Some enemy placements feel more cheap than challenging. Enemies positioned to knock you off narrow platforms or ambush you from off-screen occasionally cross the line from “demanding” to “annoying.” These moments are scattered rather than pervasive, but they stand out in a game that otherwise handles difficulty with more care.

Two People Built This

The scope of Salt and Sanctuary relative to its team size is worth sitting with. James Silva handled the design, programming, and art while Michelle Silva contributed additional art and writing. The game contains dozens of bosses, hundreds of weapons and armor pieces, a massive interconnected world, and multiple character classes with distinct playstyles. That two people shipped something this large and this mechanically ambitious helps explain both the game’s strengths, a unified vision executed with obvious passion, and its weaknesses, balance testing and polish that a bigger team might have caught.

Should You Play Salt and Sanctuary?

If you enjoy Souls-style combat and want to experience that formula in a different format, Salt and Sanctuary is one of the best translations available. The combat is satisfying, the boss variety is impressive, and the local co-op is a genuine bonus. Players who enjoy figuring out interconnected worlds without explicit guidance will find the exploration rewarding, even without a map.

Skip it if balance consistency matters to you, or if the lack of a map sounds more annoying than immersive. Players who prefer tighter difficulty curves and the ability to experiment freely with character builds may find Salt and Sanctuary’s limitations more noticeable than its strengths. It’s a game best approached with patience and a willingness to accept some rough edges alongside excellent combat.

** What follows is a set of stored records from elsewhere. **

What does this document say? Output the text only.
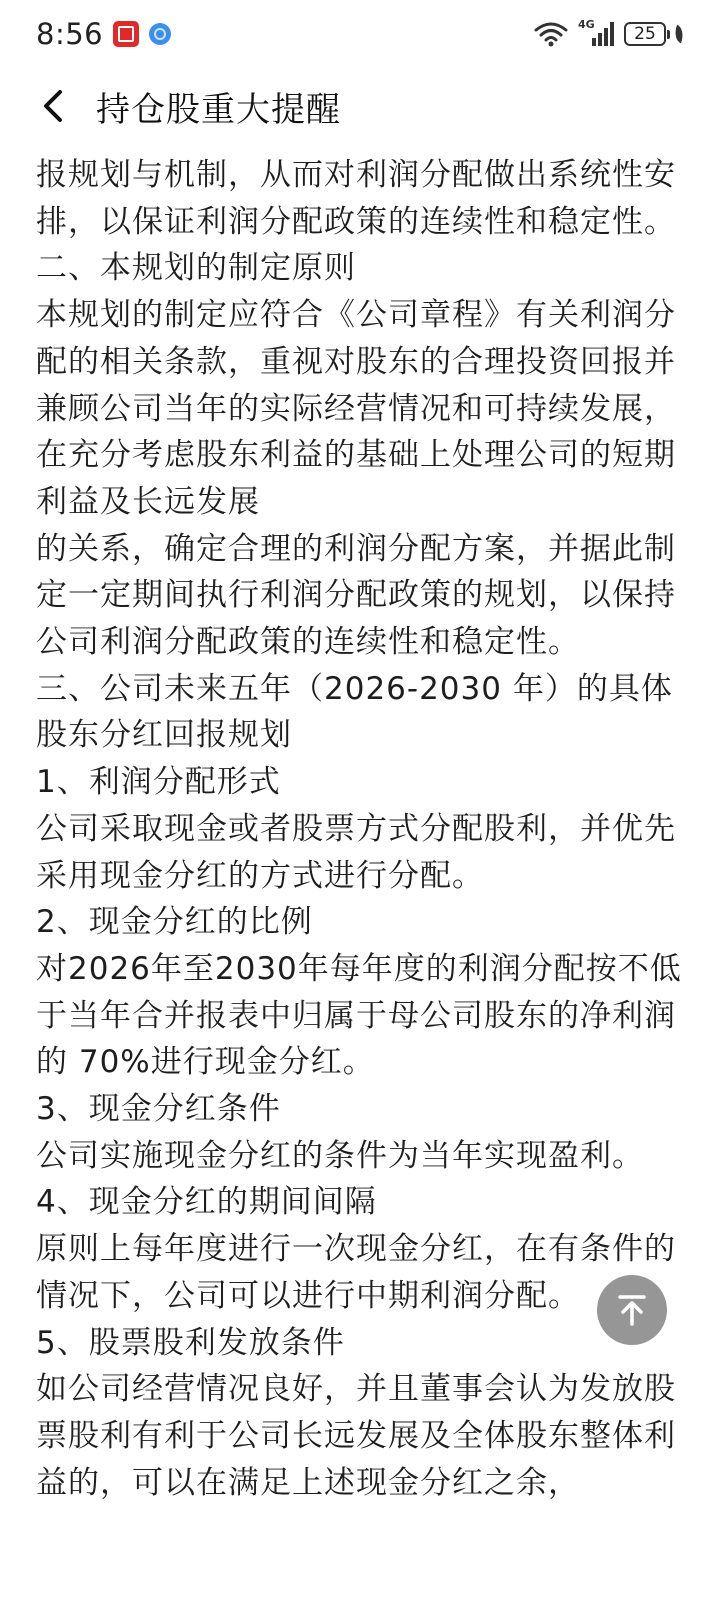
8:56	4G	25
持仓股重大提醒

报规划与机制，从而对利润分配做出系统性安排，以保证利润分配政策的连续性和稳定性。

二、本规划的制定原则

本规划的制定应符合《公司章程》有关利润分配的相关条款，重视对股东的合理投资回报并兼顾公司当年的实际经营情况和可持续发展，在充分考虑股东利益的基础上处理公司的短期利益及长远发展

的关系，确定合理的利润分配方案，并据此制定一定期间执行利润分配政策的规划，以保持公司利润分配政策的连续性和稳定性。

三、公司未来五年（2026-2030 年）的具体股东分红回报规划

1、利润分配形式

公司采取现金或者股票方式分配股利，并优先采用现金分红的方式进行分配。

2、现金分红的比例

对2026年至2030年每年度的利润分配按不低于当年合并报表中归属于母公司股东的净利润的 70%进行现金分红。

3、现金分红条件

公司实施现金分红的条件为当年实现盈利。

4、现金分红的期间间隔

原则上每年度进行一次现金分红，在有条件的情况下，公司可以进行中期利润分配。

5、股票股利发放条件

如公司经营情况良好，并且董事会认为发放股票股利有利于公司长远发展及全体股东整体利益的，可以在满足上述现金分红之余，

The Verdict on Salt and Sanctuary

Salt and Sanctuary proved that the Souls formula could work in two dimensions, and it did so with a tiny team and obvious love for the games that inspired it. The combat is the star, with weapon variety and stamina management creating fights that feel tactically rich and deeply challenging. Balance problems and the missing map pull it back from the genre’s top tier, and the respec restrictions feel needlessly punishing. But the ambition on display, and the degree to which that ambition is realized, makes this a game worth experiencing for anyone who wants their side-scrollers to hit as hard as their 3D counterparts.